I have that same tag and from looking at the blm map isn't most that area private property?


----------



## wyogoob (Sep 7, 2007)

scartinez said:


> Bowdacious- When I say honey hole I mean a hunting spot that produces that not many others know about. I have a feeling that your idea of a honey hole is a honey comb up your ****! LOL!


I would find a different way to express yourself.


----------



## Bowdacious (Sep 16, 2007)

I find it funny that tons of people get on here and say "I don't want anyone's honey hole.....!" Bull crap! You're saying that if someone said, "Hey, I've got a great place that holds lots of critters...it's easy to get to and nobody knows about it", that you wouldn't jump at that chance? In essence...yes you are asking for someones honey hole....just admit it. :O•-: :O•-:  

Scartinez....I'll take your comment to surmise that you are a few sheets to the wind already and hopefully by tomorrow you will not remember inappropriate comments you make on the internet. However, if you indeed ARE in your full capacities then I will excuse and forget that you are a rude individual with no social skills. Don't let your buttons get pushed so easily....


----------



## scartinez (Apr 22, 2008)

Archie- It does seem that a good portion of this unit is private property. This was the reason I made this post. Finding places to hunt on public land can be a challenge. I've done some research and found a few new areas to check out.

Bowdacious- Your original post was not on subject. You were trying to show off your awsome sense of humor.

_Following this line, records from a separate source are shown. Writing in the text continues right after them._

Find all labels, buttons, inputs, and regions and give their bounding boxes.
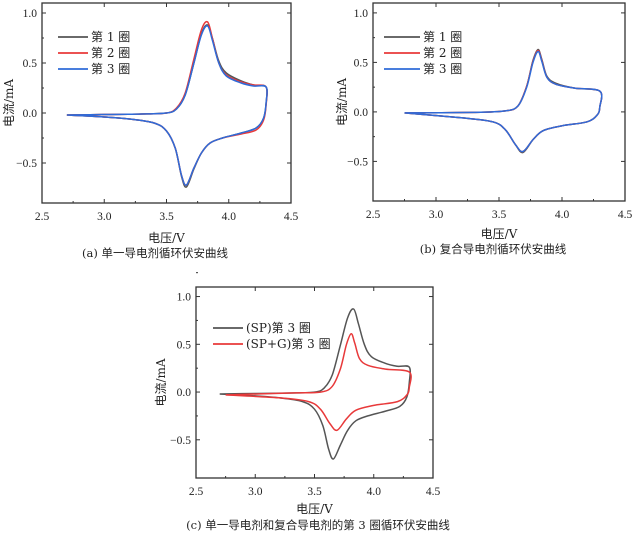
x-tick-label: 4.0 (555, 209, 570, 221)
y-axis-label: 电流/mA (2, 79, 16, 127)
y-axis-label: 电流/mA (154, 358, 168, 406)
y-tick-label: 1.0 (23, 8, 38, 20)
x-tick-label: 3.0 (429, 209, 444, 221)
plot-frame (41, 2, 292, 204)
plot-frame (372, 2, 626, 202)
x-tick-label: 3.0 (97, 211, 112, 223)
series-line-0 (219, 308, 412, 460)
x-tick-label: 4.0 (222, 211, 237, 223)
x-tick-label: 4.5 (618, 209, 633, 221)
x-tick-label: 3.5 (492, 209, 507, 221)
chart-panel-1: 2.5 3.0 3.5 4.0 4.5 −0.5 0.0 0.5 1.0 电压/V 电流/mA 第 1… (335, 2, 633, 256)
legend-label: (SP+G)第 3 圈 (246, 337, 331, 351)
legend-label: 第 1 圈 (91, 30, 130, 44)
figure-caption: (c) 单一导电剂和复合导电剂的第 3 圈循环伏安曲线 (186, 518, 450, 532)
chart-panel-0: 2.5 3.0 3.5 4.0 4.5 −0.5 0.0 0.5 1.0 电压/V 电流/mA 第 1… (2, 2, 299, 260)
x-tick-label: 3.5 (159, 211, 174, 223)
x-tick-label: 4.5 (284, 211, 299, 223)
y-tick-label: −0.5 (347, 156, 368, 168)
chart-panel-2: 2.5 3.0 3.5 4.0 4.5 −0.5 0.0 0.5 1.0 电压/V 电流/mA (SP… (154, 272, 450, 532)
x-tick-label: 2.5 (189, 486, 204, 498)
y-tick-label: 0.0 (177, 387, 192, 399)
x-tick-label: 2.5 (366, 209, 381, 221)
y-tick-label: 0.5 (177, 339, 192, 351)
x-axis-label: 电压/V (481, 227, 518, 241)
figure-caption: (a) 单一导电剂循环伏安曲线 (82, 246, 228, 260)
y-tick-label: 1.0 (354, 8, 369, 20)
y-tick-label: 0.0 (354, 107, 369, 119)
series-line-2 (66, 25, 268, 186)
x-tick-label: 3.0 (248, 486, 263, 498)
x-tick-label: 3.5 (307, 486, 322, 498)
series-line-1 (225, 333, 412, 432)
y-axis-label: 电流/mA (335, 78, 349, 126)
x-axis-label: 电压/V (148, 231, 185, 245)
y-tick-label: 0.5 (354, 57, 369, 69)
legend-label: 第 2 圈 (91, 46, 130, 60)
y-tick-label: −0.5 (16, 158, 37, 170)
legend-label: (SP)第 3 圈 (246, 321, 311, 335)
x-axis-label: 电压/V (296, 502, 333, 516)
x-tick-label: 2.5 (35, 211, 50, 223)
x-tick-label: 4.0 (367, 486, 382, 498)
legend-label: 第 3 圈 (91, 62, 130, 76)
y-tick-label: 0.5 (23, 58, 38, 70)
series-line-2 (404, 50, 603, 153)
y-tick-label: 1.0 (177, 292, 192, 304)
figure-caption: (b) 复合导电剂循环伏安曲线 (420, 242, 567, 256)
x-tick-label: 4.5 (426, 486, 441, 498)
y-tick-label: −0.5 (170, 435, 191, 447)
legend-label: 第 1 圈 (423, 30, 462, 44)
plot-frame (195, 286, 434, 479)
legend-label: 第 2 圈 (423, 46, 462, 60)
y-tick-label: 0.0 (23, 108, 38, 120)
legend-label: 第 3 圈 (423, 62, 462, 76)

I figured I would play. Now your feelings are hurt and I'm the rude person. Sorry my sense of humor is not your cup of tea. Don't reply to people posts if you have nothing to contribute to the subject. I grew up as a fisherman and now I'm trying to get into more outdoor activities like hunting. I've helped people with fishing advice without giving them my honey holes. Sometimes a small push in the right direction can help people a lot. That is all I was asking for.


----------



## Pete (Aug 18, 2012)

There are lots of public lands to hunt, but many are in a way controlled by private land owners, sometimes you need to cross private land on a road that goes direct to public lands, these land owners have put up gates to stop you from getting to public lands, Many of these land owners then get grazing permits wood permits water etc from the Government on these public lands, and they right now are NOT having to do a thing.

Right now I am trying to make it a requirement that any BLM / FS etc grazing permits issued the land owner MOST grant right of way across any established road that goes to Public property. We need to stop these guys from thinking they own these public lands.


----------